Living in twilight times
11 July 2013, Thursday
carttonLET us get into first things first. The elections to the four city corporations in mid-June were without question free and fair. In similar fashion, the triumph of the BNP-backed candidate at the Gazipur city corporation election was a sign of how fairly and properly elections can be conducted under a political government. Considered from the perspective of the nature of the five elections, one can reasonably argue that it is possible in this country for the right of franchise to be exercised freely with a political, albeit interim, administration in charge.
The Awami League-led government, therefore, deserves credit over the transparent manner in which the elections were held. That the Election Commission was able to preside over a series of good elections simply rebuts the argument of the BNP-led opposition that a political government cannot be trusted to hold free and fair elections. When the chairperson of the BNP argues that her party’s triumphant candidates would have obtained more votes than they actually did and that the Awami League’s nominees would have had their security deposits forfeited, she misses the point. And the point is one, just one: these were good elections, the veracity of which claim has been noted by citizens across the board. A good politician never quibbles over her nominees’ triumph.
And now let us move to other things. The reality following the five corporation elections is that in all these five cities, it is the good politicians who have lost. Despite their record of good performance or good character, they failed to prevent the deluge that was ultimately upon them. But, again, it was not these five men who lost. It was the ruling party that was given a sound knuckle rap at the elections. For all their successes or the positive armour they wore as shields, these five AL-backed men lost because a shrewd opposition chose to focus on issues that have exercised the public mind at the national level.

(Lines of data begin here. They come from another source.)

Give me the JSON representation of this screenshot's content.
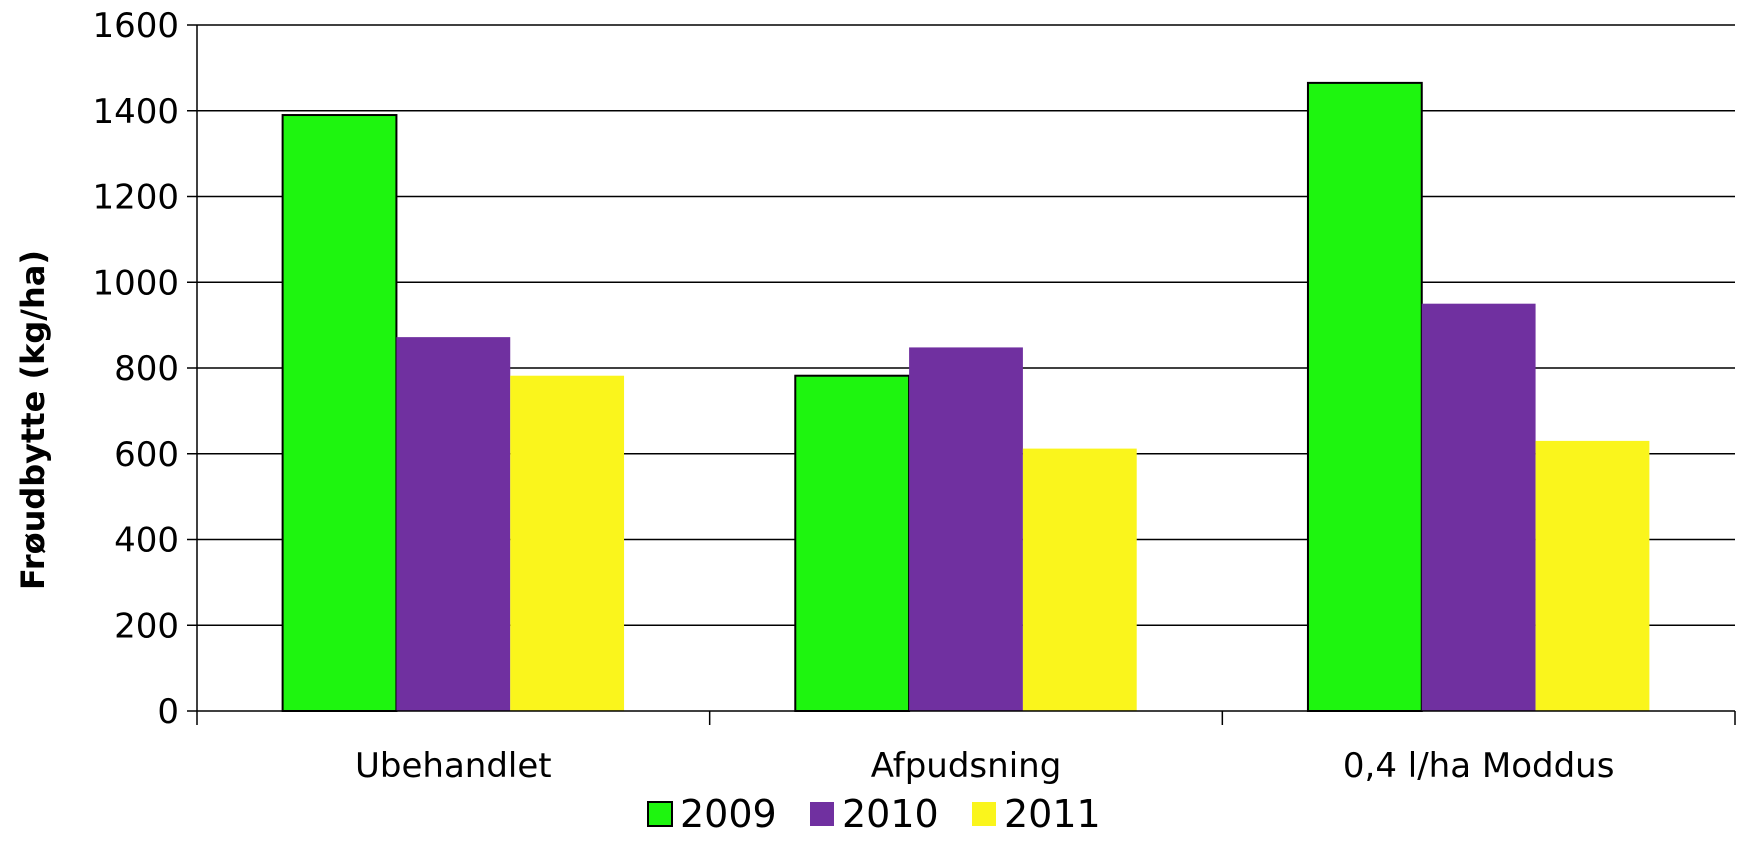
{
  "chart_data": {
    "type": "bar",
    "title": "",
    "xlabel": "",
    "ylabel": "Frøudbytte (kg/ha)",
    "ylim": [
      0,
      1600
    ],
    "yticks": [
      0,
      200,
      400,
      600,
      800,
      1000,
      1200,
      1400,
      1600
    ],
    "grid": true,
    "legend_position": "bottom",
    "categories": [
      "Ubehandlet",
      "Afpudsning",
      "0,4 l/ha Moddus"
    ],
    "series": [
      {
        "name": "2009",
        "color": "#1ef50f",
        "outlined": true,
        "values": [
          1390,
          782,
          1465
        ]
      },
      {
        "name": "2010",
        "color": "#7030a0",
        "outlined": false,
        "values": [
          872,
          848,
          950
        ]
      },
      {
        "name": "2011",
        "color": "#faf51c",
        "outlined": false,
        "values": [
          782,
          612,
          630
        ]
      }
    ]
  }
}
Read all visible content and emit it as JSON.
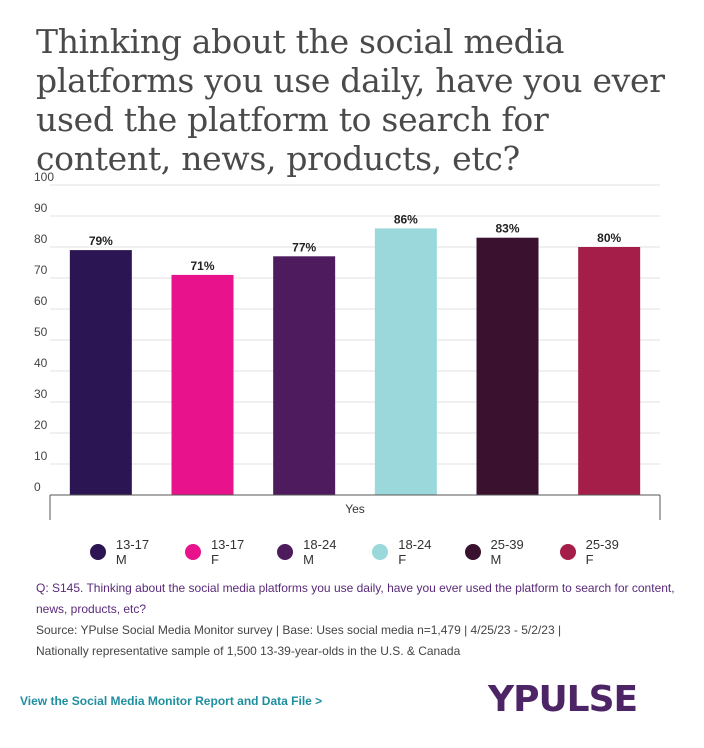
{
  "title": "Thinking about the social media platforms you use daily, have you ever used the platform to search for content, news, products, etc?",
  "chart_data": {
    "type": "bar",
    "categories": [
      "Yes"
    ],
    "series": [
      {
        "name": "13-17 M",
        "values": [
          79
        ],
        "color": "#2b1553"
      },
      {
        "name": "13-17 F",
        "values": [
          71
        ],
        "color": "#e8128c"
      },
      {
        "name": "18-24 M",
        "values": [
          77
        ],
        "color": "#4e1c5e"
      },
      {
        "name": "18-24 F",
        "values": [
          86
        ],
        "color": "#9ad8db"
      },
      {
        "name": "25-39 M",
        "values": [
          83
        ],
        "color": "#3a1230"
      },
      {
        "name": "25-39 F",
        "values": [
          80
        ],
        "color": "#a51e4a"
      }
    ],
    "data_labels": [
      "79%",
      "71%",
      "77%",
      "86%",
      "83%",
      "80%"
    ],
    "ylim": [
      0,
      100
    ],
    "yticks": [
      0,
      10,
      20,
      30,
      40,
      50,
      60,
      70,
      80,
      90,
      100
    ],
    "xlabel": "",
    "ylabel": "",
    "grid": true,
    "legend_position": "bottom"
  },
  "legend": [
    {
      "label": "13-17 M",
      "color": "#2b1553"
    },
    {
      "label": "13-17 F",
      "color": "#e8128c"
    },
    {
      "label": "18-24 M",
      "color": "#4e1c5e"
    },
    {
      "label": "18-24 F",
      "color": "#9ad8db"
    },
    {
      "label": "25-39 M",
      "color": "#3a1230"
    },
    {
      "label": "25-39 F",
      "color": "#a51e4a"
    }
  ],
  "notes": {
    "question": "Q: S145. Thinking about the social media platforms you use daily, have you ever used the platform to search for content, news, products, etc?",
    "source": "Source: YPulse Social Media Monitor survey | Base: Uses social media n=1,479 | 4/25/23 - 5/2/23 |",
    "sample": "Nationally representative sample of 1,500 13-39-year-olds in the U.S. & Canada"
  },
  "footer": {
    "link_label": "View the Social Media Monitor Report and Data File >",
    "logo_text": "YPULSE"
  }
}
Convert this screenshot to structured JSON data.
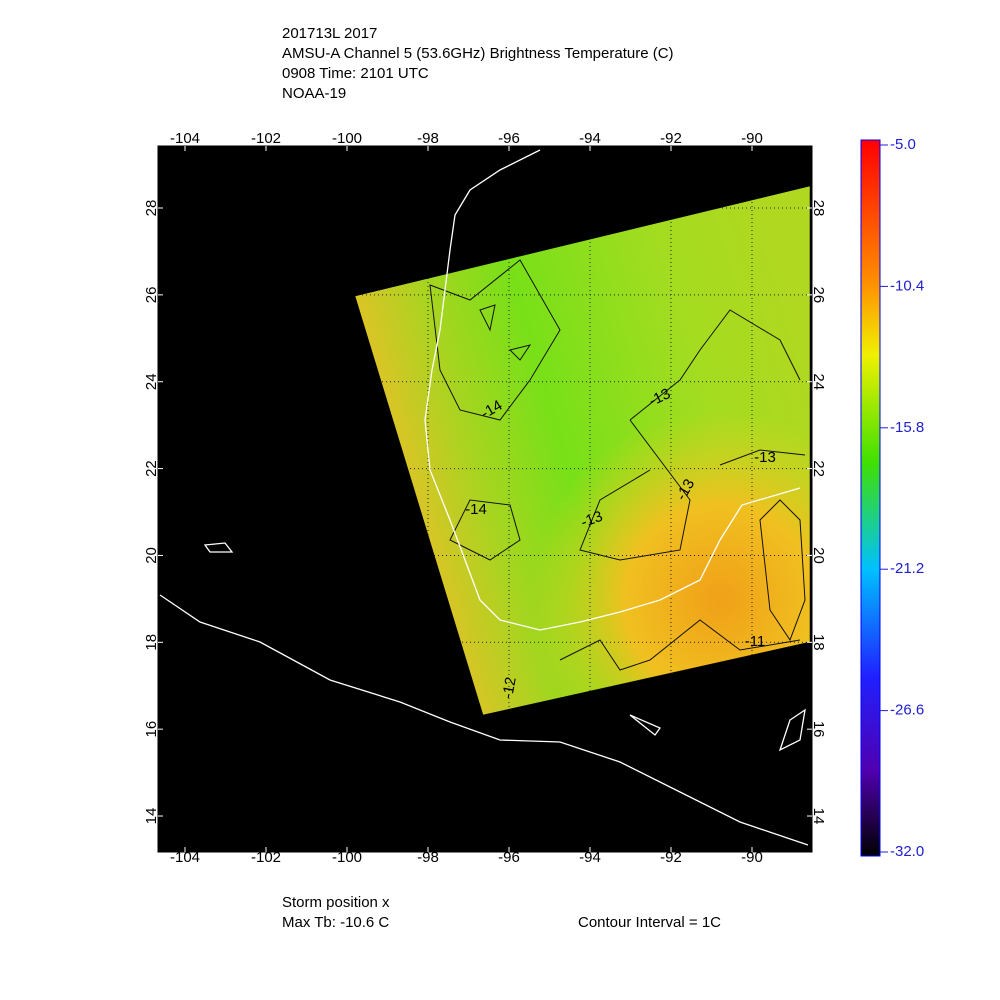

And those issues were what the media have repeatedly drawn attention to and which the government repeatedly brushed aside as matters of little consequence. The Padma Bridge funding was a scandal the electorate was not willing to forget; that a minister needed to be eased out of the government was a reality the prime minister did not accept; that another tainted minister ought not to be kept on as minister without portfolio was a truth not welcome; that the Grameen Bank issue should not have been blown out of proportion was a fact not realised in the corridors of power; that the share market and Hall-Mark issues would haunt the powers that be was treated with cavalier indifference.
The decline of the Awami League is a lengthening of the shadows of despair for secular, liberal voices in Bangladesh. The responsibility for this growing depression lies, first, with the Awami League itself and then with an opposition that clearly threw every scruple aside in its bid to capture electoral territory. A centralised leadership, with power concentrated in the hands of the party leader, stymied all efforts by the Awami League to bring about the change it promised before the last general election. New leadership did not grow. Veterans in the party were carefully kept out of policy-making. In the party and in the government, the atmosphere was one of a school where the headmistress is all and the pupils are there to obey. Every decision was basically the party leader’s decision. In consequence, every blunder was the party leader’s. The party is paying for those blunders.
The opposition Bangladesh Nationalist Party, having lost the election in December 2008 for all the right reasons, tarried in the woods, disconsolate and angry — until the ruling party decided, in foresight that was as poor as it was suicidal, that the caretaker government system could be dispensed with. The Awami League ignored half of the judiciary’s ruling on the issue, opting for the half it liked. It felt little need to consult the opposition. Suddenly the BNP had an issue. Desperate to get back to power, it kept up its boycott of parliament, said nothing about the war crimes trials and began demanding, not a change of government but the fall of the government. Its hartals hurt the country. It did not care. Education suffered. It looked the other way. Its activists, along with those of its rightwing allies, caused mayhem on the streets. It was not worried at all. With the clerics, it went about identifying ‘atheists’ to be punished by the ‘faithful.’ That the ploy was lowly politics did not matter.
Only a miracle can now lead the Awami League back to power next year. Or a purposeful change in style and substance and policy will. Hubris has done enough damage; bad performance in government has had a telling effect on public sensibilities. A defeat for the Awami League at the next election will mean more than a dimming of the lights of liberalism. It will be a leap into the dark. It will be the death of values and every rainbow dream this nation has shaped and nurtured over the decades. When the Awami League loses, it is an entire nation which loses.
And what happens if the BNP, riding on the wings of its rabid rightwing allies, storms back to power? One would like to believe that there will be no terror of the kind unleashed within hours of the election of October 2001. One would like to think that the government it forms will not be a kleptocracy once again, that it will pursue politics rather than vendetta. But none of that is likely to come to pass, for the BNP has the Jamaat-e-Islami and the Hefajat-e-Islam with it. The Jamaat remains as ferocious as it was in 1971. The Hefajat is on standby to pull every value down, to pull the country into a fathomless darkness of medieval proportions.
The carelessness of the Awami League has placed the future of all citizens at risk. The desperation of the BNP and its allies does not promise a dawn we envisioned for ourselves five years ago.
These are times of questionable intent. Our twilight passes speedily from gray to suffocating night.
The writer is Executive Editor, The Daily Star.